Arrowood M J, Hurd M R, Mead J R
Parasitic Diseases Branch, Centers for Disease Control and Prevention, Atlanta, Georgia 30341-3724, USA.
J Parasitol. 1995 Jun;81(3):404-9.
A flow cytometric method for the quantification of Cryptosporidium parvum oocysts in stool specimens was developed to replace conventional microscopic immunofluorescent assays. Fecal pellets were collected from control (uninfected) severe combined immune-deficient mice, suspended in 2.5% potassium dichromate at a ratio of 400 microliter per pellet, and homogenized by vortexing. Purified oocytes were added to the samples (10(5), 10(4), 10(3), and 10(2)/ml). Aliquots (200 microliters) of the vortexed samples were centrifuged over microscale discontinuous sucrose gradients. The oocyst-containing fractions were collected, washed, and incubated with an oocyst-specific monoclonal antibody (labeled with fluorescein isothiocyanate) for 30 min at 37 degrees C. Sample volumes were adjusted to 600 microliters with phosphate-buffered saline and assayed by using logical gating of forward/side scatter and fluorescence signal on a flow cytometer. Seeded samples showed a linear correlation with the number of oocysts recovered from the gradients. Analyses of stool samples from chronically infected mice demonstrated that the flow cytometry method was approximately 10 times more sensitive than conventional immunofluorescent assays.

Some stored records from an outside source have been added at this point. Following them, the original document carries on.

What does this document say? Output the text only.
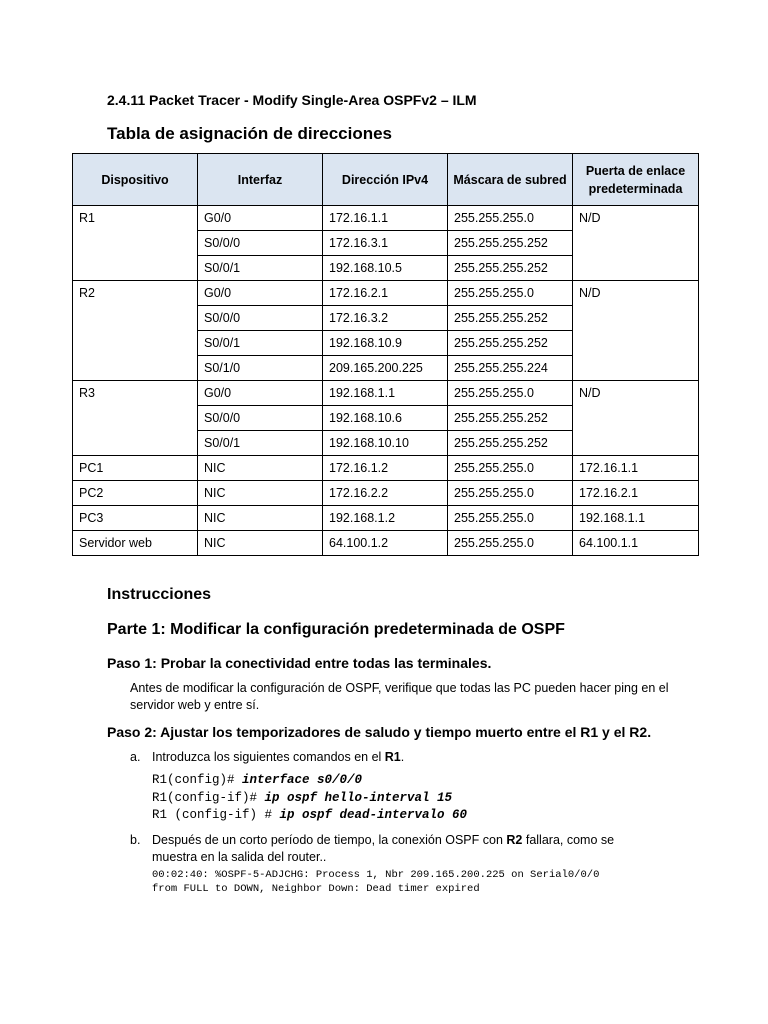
2.4.11 Packet Tracer - Modify Single-Area OSPFv2 – ILM
Tabla de asignación de direcciones
Dispositivo	Interfaz	Dirección IPv4	Máscara de subred	Puerta de enlace predeterminada
R1	G0/0	172.16.1.1	255.255.255.0	N/D
	S0/0/0	172.16.3.1	255.255.255.252	
	S0/0/1	192.168.10.5	255.255.255.252	
R2	G0/0	172.16.2.1	255.255.255.0	N/D
	S0/0/0	172.16.3.2	255.255.255.252	
	S0/0/1	192.168.10.9	255.255.255.252	
	S0/1/0	209.165.200.225	255.255.255.224	
R3	G0/0	192.168.1.1	255.255.255.0	N/D
	S0/0/0	192.168.10.6	255.255.255.252	
	S0/0/1	192.168.10.10	255.255.255.252	
PC1	NIC	172.16.1.2	255.255.255.0	172.16.1.1
PC2	NIC	172.16.2.2	255.255.255.0	172.16.2.1
PC3	NIC	192.168.1.2	255.255.255.0	192.168.1.1
Servidor web	NIC	64.100.1.2	255.255.255.0	64.100.1.1
Instrucciones
Parte 1: Modificar la configuración predeterminada de OSPF
Paso 1: Probar la conectividad entre todas las terminales.

Antes de modificar la configuración de OSPF, verifique que todas las PC pueden hacer ping en el servidor web y entre sí.

Paso 2: Ajustar los temporizadores de saludo y tiempo muerto entre el R1 y el R2.
a. Introduzca los siguientes comandos en el R1.
R1(config)# interface s0/0/0
R1(config-if)# ip ospf hello-interval 15
R1 (config-if) # ip ospf dead-intervalo 60
b. Después de un corto período de tiempo, la conexión OSPF con R2 fallara, como se muestra en la salida del router..
00:02:40: %OSPF-5-ADJCHG: Process 1, Nbr 209.165.200.225 on Serial0/0/0
from FULL to DOWN, Neighbor Down: Dead timer expired
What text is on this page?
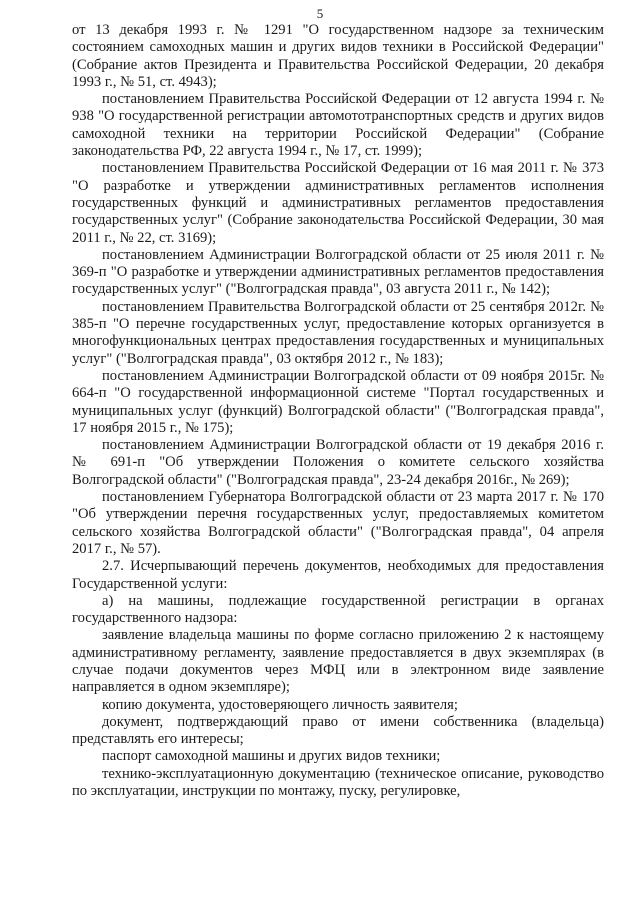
5

от 13 декабря 1993 г. № 1291 "О государственном надзоре за техническим состоянием самоходных машин и других видов техники в Российской Федерации" (Собрание актов Президента и Правительства Российской Федерации, 20 декабря 1993 г., № 51, ст. 4943);

постановлением Правительства Российской Федерации от 12 августа 1994 г. № 938 "О государственной регистрации автомототранспортных средств и других видов самоходной техники на территории Российской Федерации" (Собрание законодательства РФ, 22 августа 1994 г., № 17, ст. 1999);

постановлением Правительства Российской Федерации от 16 мая 2011 г. № 373 "О разработке и утверждении административных регламентов исполнения государственных функций и административных регламентов предоставления государственных услуг" (Собрание законодательства Российской Федерации, 30 мая 2011 г., № 22, ст. 3169);

постановлением Администрации Волгоградской области от 25 июля 2011 г. № 369-п "О разработке и утверждении административных регламентов предоставления государственных услуг" ("Волгоградская правда", 03 августа 2011 г., № 142);

постановлением Правительства Волгоградской области от 25 сентября 2012г. № 385-п "О перечне государственных услуг, предоставление которых организуется в многофункциональных центрах предоставления государственных и муниципальных услуг" ("Волгоградская правда", 03 октября 2012 г., № 183);

постановлением Администрации Волгоградской области от 09 ноября 2015г. № 664-п "О государственной информационной системе "Портал государственных и муниципальных услуг (функций) Волгоградской области" ("Волгоградская правда", 17 ноября 2015 г., № 175);

постановлением Администрации Волгоградской области от 19 декабря 2016 г. № 691-п "Об утверждении Положения о комитете сельского хозяйства Волгоградской области" ("Волгоградская правда", 23-24 декабря 2016г., № 269);

постановлением Губернатора Волгоградской области от 23 марта 2017 г. № 170 "Об утверждении перечня государственных услуг, предоставляемых комитетом сельского хозяйства Волгоградской области" ("Волгоградская правда", 04 апреля 2017 г., № 57).

2.7. Исчерпывающий перечень документов, необходимых для предоставления Государственной услуги:

а) на машины, подлежащие государственной регистрации в органах государственного надзора:

заявление владельца машины по форме согласно приложению 2 к настоящему административному регламенту, заявление предоставляется в двух экземплярах (в случае подачи документов через МФЦ или в электронном виде заявление направляется в одном экземпляре);

копию документа, удостоверяющего личность заявителя;

документ, подтверждающий право от имени собственника (владельца) представлять его интересы;

паспорт самоходной машины и других видов техники;

технико-эксплуатационную документацию (техническое описание, руководство по эксплуатации, инструкции по монтажу, пуску, регулировке,
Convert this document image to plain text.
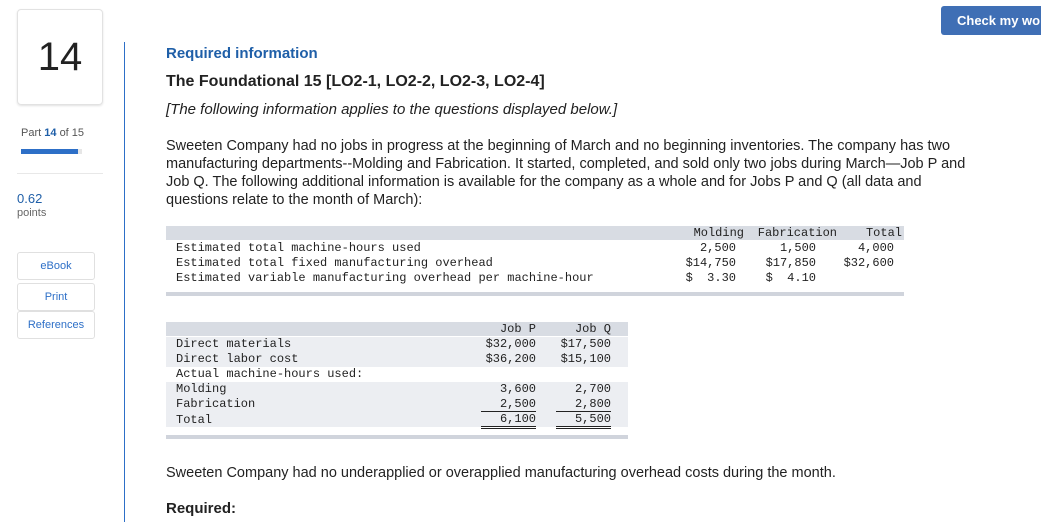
14
Part 14 of 15
0.62
points
eBook
Print
References
Check my work
Required information
The Foundational 15 [LO2-1, LO2-2, LO2-3, LO2-4]
[The following information applies to the questions displayed below.]
Sweeten Company had no jobs in progress at the beginning of March and no beginning inventories. The company has two manufacturing departments--Molding and Fabrication. It started, completed, and sold only two jobs during March—Job P and Job Q. The following additional information is available for the company as a whole and for Jobs P and Q (all data and questions relate to the month of March):
Molding	Fabrication	Total
Estimated total machine-hours used	2,500	1,500	4,000
Estimated total fixed manufacturing overhead	$14,750	$17,850	$32,600
Estimated variable manufacturing overhead per machine-hour	$  3.30	$  4.10
Job P	Job Q
Direct materials	$32,000	$17,500
Direct labor cost	$36,200	$15,100
Actual machine-hours used:
Molding	3,600	2,700
Fabrication	2,500	2,800
Total	6,100	5,500
Sweeten Company had no underapplied or overapplied manufacturing overhead costs during the month.
Required:
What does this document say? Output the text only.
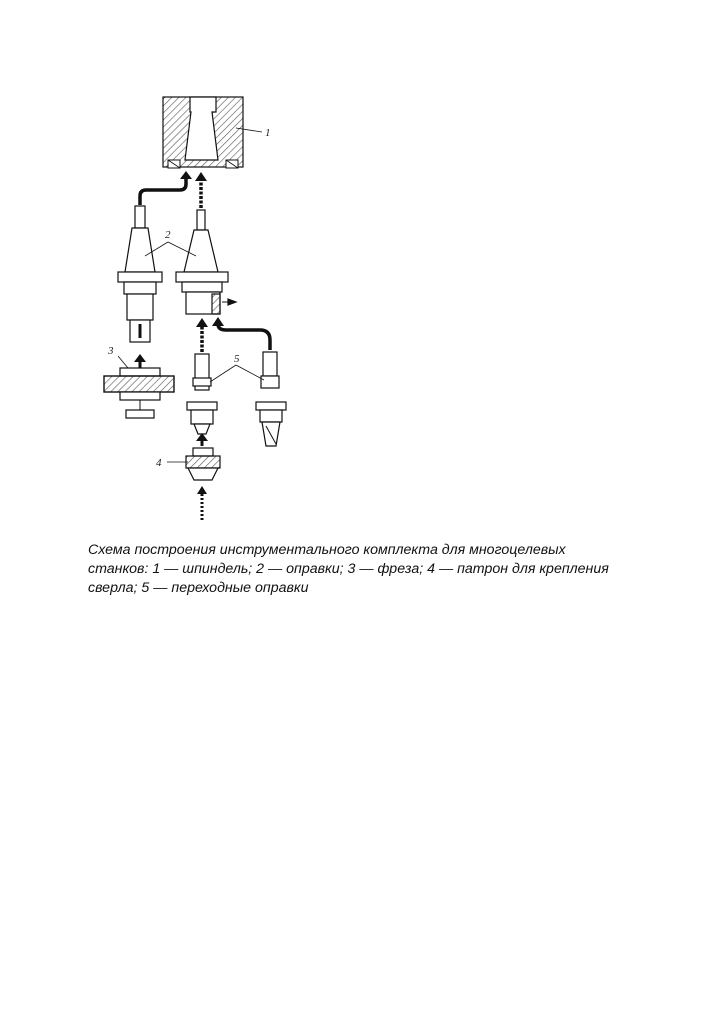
1
2
3
5
4

Схема построения инструментального комплекта для многоцелевых
станков: 1 — шпиндель; 2 — оправки; 3 — фреза; 4 — патрон для крепления
сверла; 5 — переходные оправки
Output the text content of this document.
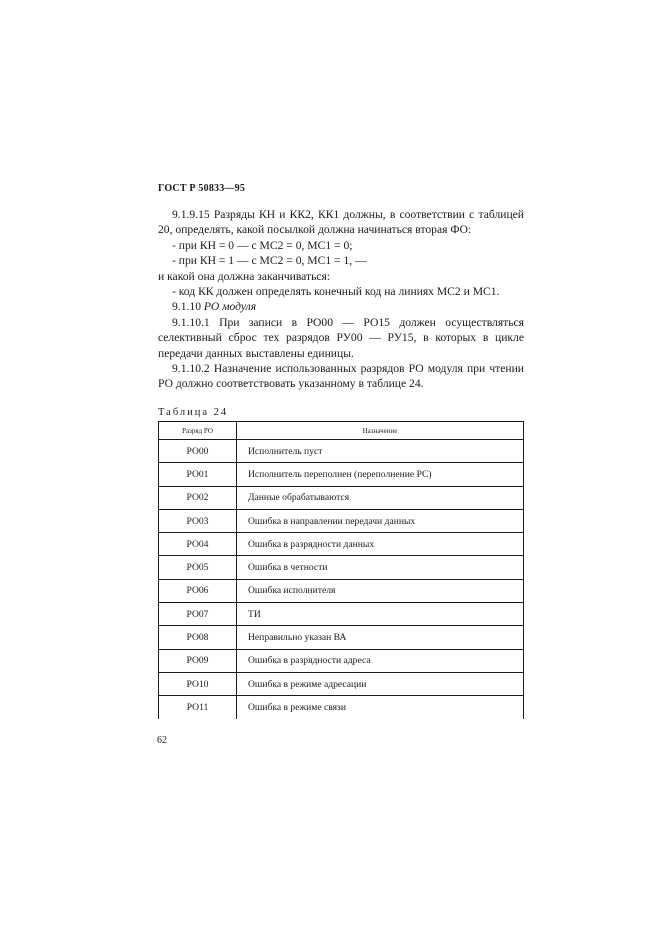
ГОСТ Р 50833—95

9.1.9.15 Разряды КН и КК2, КК1 должны, в соответствии с таблицей 20, определять, какой посылкой должна начинаться вторая ФО:

- при КН = 0 — с МС2 = 0, МС1 = 0;

- при КН = 1 — с МС2 = 0, МС1 = 1, —

и какой она должна заканчиваться:

- код КК должен определять конечный код на линиях МС2 и МС1.

9.1.10 РО модуля

9.1.10.1 При записи в РО00 — РО15 должен осуществляться селективный сброс тех разрядов РУ00 — РУ15, в которых в цикле передачи данных выставлены единицы.

9.1.10.2 Назначение использованных разрядов РО модуля при чтении РО должно соответствовать указанному в таблице 24.

Таблица 24
Разряд РО	Назначение
РО00	Исполнитель пуст
РО01	Исполнитель переполнен (переполнение РС)
РО02	Данные обрабатываются
РО03	Ошибка в направлении передачи данных
РО04	Ошибка в разрядности данных
РО05	Ошибка в четности
РО06	Ошибка исполнителя
РО07	ТИ
РО08	Неправильно указан ВА
РО09	Ошибка в разрядности адреса
РО10	Ошибка в режиме адресации
РО11	Ошибка в режиме связи
62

开发了一种用于定量粪便标本中小隐孢子虫卵囊的流式细胞术方法,以取代传统的显微免疫荧光测定法。从对照(未感染)重度联合免疫缺陷小鼠收集粪便颗粒,以每颗粒400微升的比例悬浮于2.5%重铬酸钾中,并通过涡旋进行匀浆。将纯化的卵囊添加到样品中(10⁵、10⁴、10³和10²/ml)。将涡旋后的样品等分试样(200微升)在微型不连续蔗糖梯度上进行离心。收集含卵囊的级分,洗涤,并与卵囊特异性单克隆抗体(用异硫氰酸荧光素标记)在37℃孵育30分钟。用磷酸盐缓冲盐水将样品体积调整至600微升,并在流式细胞仪上通过前向/侧向散射和荧光信号的逻辑门控进行测定。接种的样品与从梯度中回收的卵囊数量呈线性相关。对慢性感染小鼠粪便样本的分析表明,流式细胞术方法的灵敏度比传统免疫荧光测定法高约10倍。